Os "Monstros Sagrados" jamais serão esquecidos - Vitorino Nemésio


Óscar Lopes catedrático num parecer de Nemésio

A. V.



Tudo em Nemésio possuía uma forte componente afectiva. Posso testemunhá-lo em 25 anos de convívio diário, que, também, se radicavam em mais de meio

século de relações íntimas com os meus pais. A minha casa de família, na Ribeira Grande, e a relação fraternal com meu pai desde Coimbra, ambos da Geração da Pré-Presença (revista Bysâncio), foram evocadas, entre muitos outros expressivos documentos, no poema Rocha do Mar, incluído no seu último livro, Sapateia Açoriana.

Em 1975, Vitorino Nemésio, que seguiu com apreensão o "Verão quente" e sofreu alguns agravos pessoais, não hesitou em corresponder a um pedido de Rui Luís Gomes, para, com outras individualidades, dar parecer, a fim de que Óscar Lopes - que pertencia aos altos quadros do Partido Comunista - fosse "proposto professor catedrático efectivo da Faculdade de Letras da Universidade do Porto, independentemente de concurso de provas públicas".

Vitorino Nemésio, que não hesitou um momento em se pronunciar favoravelmente, deu-me cópia desse parecer e encarregou-me de o registar no correio para o destinatário, o reitor Rui Luís Gomes.

O documento fala por si e revela os dotes de temperamento e de carácter de Vitorino Nemésio. Tendo sempre em apreço os altos dotes científicos de uma personalidade com a dimensão intelectual de Óscar Lopes, ultrapassava Vitorino Nemésio, como se poderá ver, as divergências políticas e os antagonismos ideológicos.

Pelo seu interesse, transcrevemos na íntegra o parecer, que até ao momento permanecia inédito:

"O Ex.mo Reitor da Universidade do Porto, Prof.
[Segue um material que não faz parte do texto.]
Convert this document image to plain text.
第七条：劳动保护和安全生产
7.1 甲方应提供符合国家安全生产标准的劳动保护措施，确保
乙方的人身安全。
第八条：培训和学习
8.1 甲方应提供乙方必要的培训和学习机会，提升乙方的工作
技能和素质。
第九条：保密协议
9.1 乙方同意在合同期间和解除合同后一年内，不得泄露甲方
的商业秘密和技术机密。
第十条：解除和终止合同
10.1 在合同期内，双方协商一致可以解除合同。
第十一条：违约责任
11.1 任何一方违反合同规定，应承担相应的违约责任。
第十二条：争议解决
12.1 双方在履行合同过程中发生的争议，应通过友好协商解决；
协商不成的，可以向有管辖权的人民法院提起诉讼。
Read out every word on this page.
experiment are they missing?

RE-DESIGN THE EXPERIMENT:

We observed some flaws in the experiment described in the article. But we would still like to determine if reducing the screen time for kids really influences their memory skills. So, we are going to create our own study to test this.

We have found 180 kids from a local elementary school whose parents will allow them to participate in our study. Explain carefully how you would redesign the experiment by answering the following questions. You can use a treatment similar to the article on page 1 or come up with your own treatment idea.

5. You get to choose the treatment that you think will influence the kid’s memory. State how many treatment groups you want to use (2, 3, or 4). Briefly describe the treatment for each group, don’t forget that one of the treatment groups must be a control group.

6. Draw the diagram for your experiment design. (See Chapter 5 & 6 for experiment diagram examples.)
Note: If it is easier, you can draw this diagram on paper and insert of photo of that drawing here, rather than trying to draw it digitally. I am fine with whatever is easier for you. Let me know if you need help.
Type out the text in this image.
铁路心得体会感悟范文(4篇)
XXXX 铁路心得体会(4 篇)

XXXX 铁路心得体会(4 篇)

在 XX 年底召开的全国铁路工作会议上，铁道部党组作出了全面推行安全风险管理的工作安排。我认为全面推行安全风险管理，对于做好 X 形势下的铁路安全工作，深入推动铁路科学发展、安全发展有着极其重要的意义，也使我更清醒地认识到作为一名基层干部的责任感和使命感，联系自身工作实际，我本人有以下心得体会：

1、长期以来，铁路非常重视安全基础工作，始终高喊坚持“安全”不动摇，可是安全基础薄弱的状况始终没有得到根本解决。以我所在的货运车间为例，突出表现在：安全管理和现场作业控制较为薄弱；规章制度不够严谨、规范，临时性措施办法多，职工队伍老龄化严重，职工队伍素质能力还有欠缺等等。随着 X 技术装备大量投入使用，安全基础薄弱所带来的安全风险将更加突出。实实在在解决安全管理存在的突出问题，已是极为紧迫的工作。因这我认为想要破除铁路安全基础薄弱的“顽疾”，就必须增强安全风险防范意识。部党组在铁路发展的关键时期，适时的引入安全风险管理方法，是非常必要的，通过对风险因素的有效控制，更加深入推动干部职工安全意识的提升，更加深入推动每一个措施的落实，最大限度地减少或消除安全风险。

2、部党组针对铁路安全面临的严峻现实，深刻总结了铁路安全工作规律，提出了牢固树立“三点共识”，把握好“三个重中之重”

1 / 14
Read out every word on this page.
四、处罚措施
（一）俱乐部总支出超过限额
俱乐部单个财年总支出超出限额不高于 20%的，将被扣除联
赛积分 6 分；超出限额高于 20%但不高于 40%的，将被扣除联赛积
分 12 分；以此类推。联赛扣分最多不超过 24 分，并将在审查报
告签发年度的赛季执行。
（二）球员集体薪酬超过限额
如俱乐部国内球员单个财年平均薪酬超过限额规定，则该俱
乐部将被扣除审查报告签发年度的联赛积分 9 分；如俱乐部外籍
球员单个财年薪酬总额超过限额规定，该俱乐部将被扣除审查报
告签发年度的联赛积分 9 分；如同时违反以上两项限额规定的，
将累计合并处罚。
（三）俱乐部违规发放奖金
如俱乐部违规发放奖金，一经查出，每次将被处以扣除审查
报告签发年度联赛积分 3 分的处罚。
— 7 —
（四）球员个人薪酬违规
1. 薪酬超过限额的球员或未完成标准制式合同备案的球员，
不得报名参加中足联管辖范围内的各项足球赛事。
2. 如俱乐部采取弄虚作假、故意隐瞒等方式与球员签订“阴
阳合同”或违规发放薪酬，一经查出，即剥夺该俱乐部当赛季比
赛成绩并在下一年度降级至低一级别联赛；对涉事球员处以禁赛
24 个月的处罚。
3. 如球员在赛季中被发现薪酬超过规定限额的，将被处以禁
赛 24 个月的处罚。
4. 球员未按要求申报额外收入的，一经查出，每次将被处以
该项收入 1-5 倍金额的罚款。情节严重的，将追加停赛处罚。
Doutor Rui Luís Gomes, distinguiu-me pedindo-me parecer sobre os méritos do licenciado Óscar Luso de Freitas Lopes, literariamente Óscar Lopes, professor efectivo dos liceus, professor e comissionado da Direcção da Faculdade de Letras dessa Universidade - a fim de que ela fundamente a proposta dele para a nomeação de professor catedrático efectivo, independentemente de provas académicas formais.

Óscar Lopes tem uma longa e notável carreira de professor e de crítico, de investigador das ciências humanas, de pedagogo e de metodólogo da didáctica de vários graus de ensino. (Fez crítica aplicada de livros, durante anos, no O Comércio do Porto e noutros jornais e revistas.)

A sua licenciatura em Filosofia Clássica (Lisboa), a sua preparação musical no Conservatório do Porto e filosófica na Universidade de Coimbra, durante o magistério de Joaquim de Carvalho; depois a sua frequência de universidades e institutos estrangeiros, sempre levado por funda curiosidade científica orientada para as novas correntes do surto das ciências sociais, prepararam-no excepcionalmente para a situação de cumieira que ocupa na cultura portuguesa.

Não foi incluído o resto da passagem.